Dropping back down, we decide to tack on the roughly .75-mile spur up to the Grinnell Glacier Overlook. The trail provides a grandstand view on top of the Divide, where the vista expands to include vertical cirque walls, a chain of lakes, and Grinnell Glacier about a thousand feet below. We peer down at the terraced ice field and note that its leading edge is rapidly disappearing into Upper Grinnell Lake. For now, anyway, we can still see the ice sheets that carved this incredible landscape. Few places in this country can offer the same view.
The best part of the day doesn’t come until later, when I’m kicking back on a bench with a beer in hand. Dinner tonight will be truffle-and-smoked-salmon mac ‘n’ cheese, which we’ll inhale on an outside picnic table—mosquitoes be damned. Then we’ll drink in yet another spectacular sunset before collapsing in the bunkhouse.
As I sip from my stream-chilled can, I feel fortunate to be here. Granite Park and Sperry are the only lodging chalets left of the original nine (a third structure, 103-year-old Two Medicine Chalet, still serves as a store for campers). Over the years, Glacier National Park has lost the others to avalanches and disrepair; Sperry and Granite Park endured in part because they’re made of native stone strong enough to survive the worst winter storms. It would’ve been something indeed to experience the other huts in those early years, but their demises just make these two days at Granite Park all the more special. Like the national parks themselves, this chalet is a holdover from a wilder era—and it offers a chance to retreat from everyday life and travel back to a simpler time.

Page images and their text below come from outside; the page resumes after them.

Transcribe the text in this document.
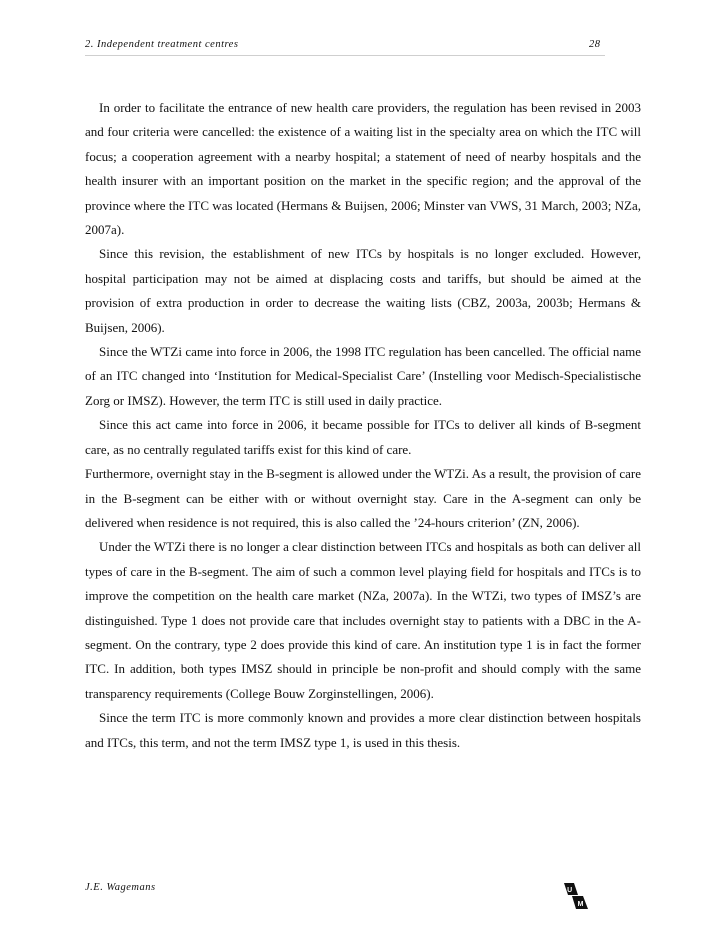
2. Independent treatment centres	28

In order to facilitate the entrance of new health care providers, the regulation has been revised in 2003 and four criteria were cancelled: the existence of a waiting list in the specialty area on which the ITC will focus; a cooperation agreement with a nearby hospital; a statement of need of nearby hospitals and the health insurer with an important position on the market in the specific region; and the approval of the province where the ITC was located (Hermans & Buijsen, 2006; Minster van VWS, 31 March, 2003; NZa, 2007a).

Since this revision, the establishment of new ITCs by hospitals is no longer excluded. However, hospital participation may not be aimed at displacing costs and tariffs, but should be aimed at the provision of extra production in order to decrease the waiting lists (CBZ, 2003a, 2003b; Hermans & Buijsen, 2006).

Since the WTZi came into force in 2006, the 1998 ITC regulation has been cancelled. The official name of an ITC changed into ‘Institution for Medical-Specialist Care’ (Instelling voor Medisch-Specialistische Zorg or IMSZ). However, the term ITC is still used in daily practice.

Since this act came into force in 2006, it became possible for ITCs to deliver all kinds of B-segment care, as no centrally regulated tariffs exist for this kind of care.

Furthermore, overnight stay in the B-segment is allowed under the WTZi. As a result, the provision of care in the B-segment can be either with or without overnight stay. Care in the A-segment can only be delivered when residence is not required, this is also called the ’24-hours criterion’ (ZN, 2006).

Under the WTZi there is no longer a clear distinction between ITCs and hospitals as both can deliver all types of care in the B-segment. The aim of such a common level playing field for hospitals and ITCs is to improve the competition on the health care market (NZa, 2007a). In the WTZi, two types of IMSZ’s are distinguished. Type 1 does not provide care that includes overnight stay to patients with a DBC in the A-segment. On the contrary, type 2 does provide this kind of care. An institution type 1 is in fact the former ITC. In addition, both types IMSZ should in principle be non-profit and should comply with the same transparency requirements (College Bouw Zorginstellingen, 2006).

Since the term ITC is more commonly known and provides a more clear distinction between hospitals and ITCs, this term, and not the term IMSZ type 1, is used in this thesis.

J.E. Wagemans	U
M
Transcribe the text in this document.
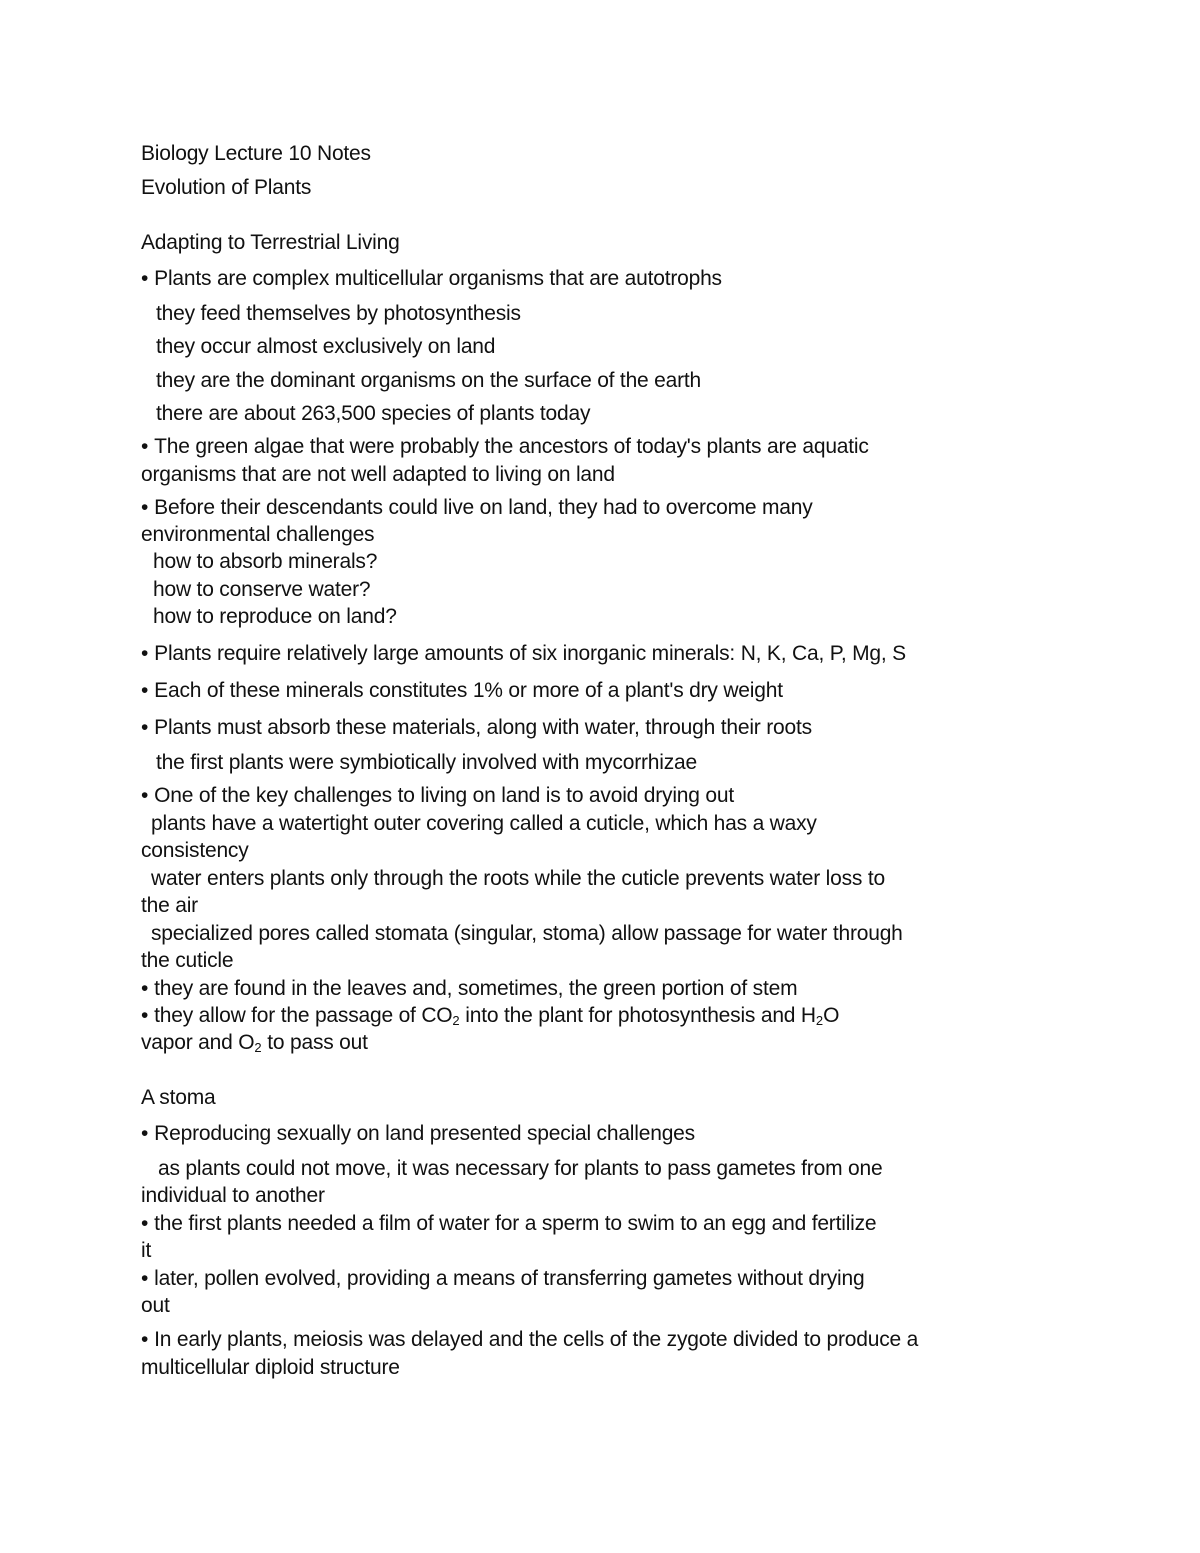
Biology Lecture 10 Notes
Evolution of Plants
Adapting to Terrestrial Living
• Plants are complex multicellular organisms that are autotrophs
they feed themselves by photosynthesis
they occur almost exclusively on land
they are the dominant organisms on the surface of the earth
there are about 263,500 species of plants today
• The green algae that were probably the ancestors of today's plants are aquatic
organisms that are not well adapted to living on land
• Before their descendants could live on land, they had to overcome many
environmental challenges
how to absorb minerals?
how to conserve water?
how to reproduce on land?
• Plants require relatively large amounts of six inorganic minerals: N, K, Ca, P, Mg, S
• Each of these minerals constitutes 1% or more of a plant's dry weight
• Plants must absorb these materials, along with water, through their roots
the first plants were symbiotically involved with mycorrhizae
• One of the key challenges to living on land is to avoid drying out
plants have a watertight outer covering called a cuticle, which has a waxy
consistency
water enters plants only through the roots while the cuticle prevents water loss to
the air
specialized pores called stomata (singular, stoma) allow passage for water through
the cuticle
• they are found in the leaves and, sometimes, the green portion of stem
• they allow for the passage of $CO_2$ into the plant for photosynthesis and $H_2O$
vapor and $O_2$ to pass out
A stoma
• Reproducing sexually on land presented special challenges
as plants could not move, it was necessary for plants to pass gametes from one
individual to another
• the first plants needed a film of water for a sperm to swim to an egg and fertilize
it
• later, pollen evolved, providing a means of transferring gametes without drying
out
• In early plants, meiosis was delayed and the cells of the zygote divided to produce a
multicellular diploid structure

Tomorrow the weather will turn, and we’ll follow the Highline Trail through a moody mist back to Logan Pass, where we parked. Right now, though, I’m content to lounge with friends as we watch a deer graze a few feet away. Tonight, at least, we’re already home.
If You Go
Season: The chalet is open late June through early September; target mid-July to September for the best chance at encountering snow-free trails.
Cost: $106 per night for the first person and $80 a night for each additional guest in the same room. Leave your sleeping bag in favor of the bedding service, which is $20 per person, per night. Park entry fee is $30 for seven days.
Reservations: They’re required, and they go fast. Reserve your spot online starting in January for the following summer.
Check-in: Hiking in grizzly country after dark is not advisable, but there’s no specific check-in time.
Transportation: Parking is free and available at all trailheads but limited; it’s better to take the park’s free shuttle from Apgar or the St. Mary Visitor Center.